Publication
Design of protease-resistant myelin basic protein-derived peptides by cleavage site directed amino acid substitutions
Journal Paper/Review - Nov 15, 2007
Burster Timo, Kalbacher Hubert, Verhelst Steven H L, Weber Ekkehard, Falk Kirsten, Rotzschke Olaf, Dunn Shannon, Boehm Bernhard O, Marin-Esteban Viviana, Driessen Christoph
Units
PubMed
Doi
Citation
Type
Journal
Publication Date
Issn Print
Pages
Brief description/objective
Multiple Sclerosis (MS) is considered to be a T cell-mediated autoimmune disease.
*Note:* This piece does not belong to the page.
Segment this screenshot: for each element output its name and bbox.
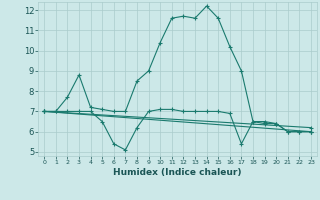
X-axis label: Humidex (Indice chaleur): Humidex (Indice chaleur): [113, 168, 242, 177]
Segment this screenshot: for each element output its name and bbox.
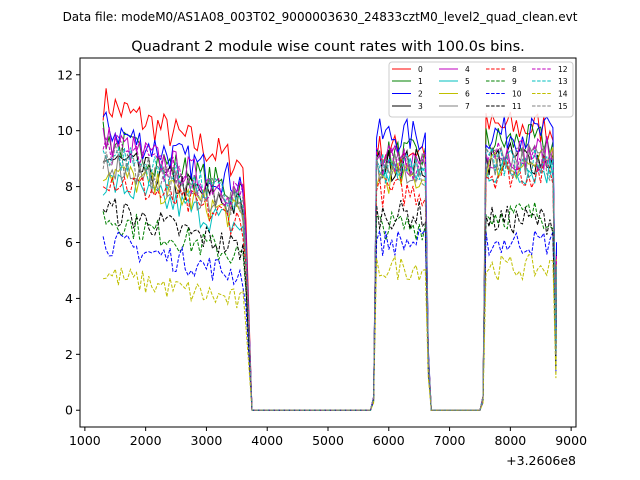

An attractive strategy to prevent activation of autoaggressive T cells in MS, is the use of altered peptide ligands (APL), which bind to major histocompatibility complex class II (MHC II) molecules. To be of clinical use, APL must be capable of resisting hostile environments including the proteolytic machinery of antigen presenting cells (APC). The current design of APL relies on cost- and labour-intensive strategies. To overcome these major drawbacks, we used a deductive approach which involved modifying proteolytic cleavage sites in APL. Cleavage site-directed amino acid substitution of the autoantigen myelin basic protein (MBP) resulted in lysosomal protease-resistant, high-affinity binding peptides. In addition, these peptides mitigated T cell activation in a similar fashion as conventional APL. The strategy outlined allows the development of protease-resistant APL and provides a universal design strategy to improve peptide-based immunotherapeutics.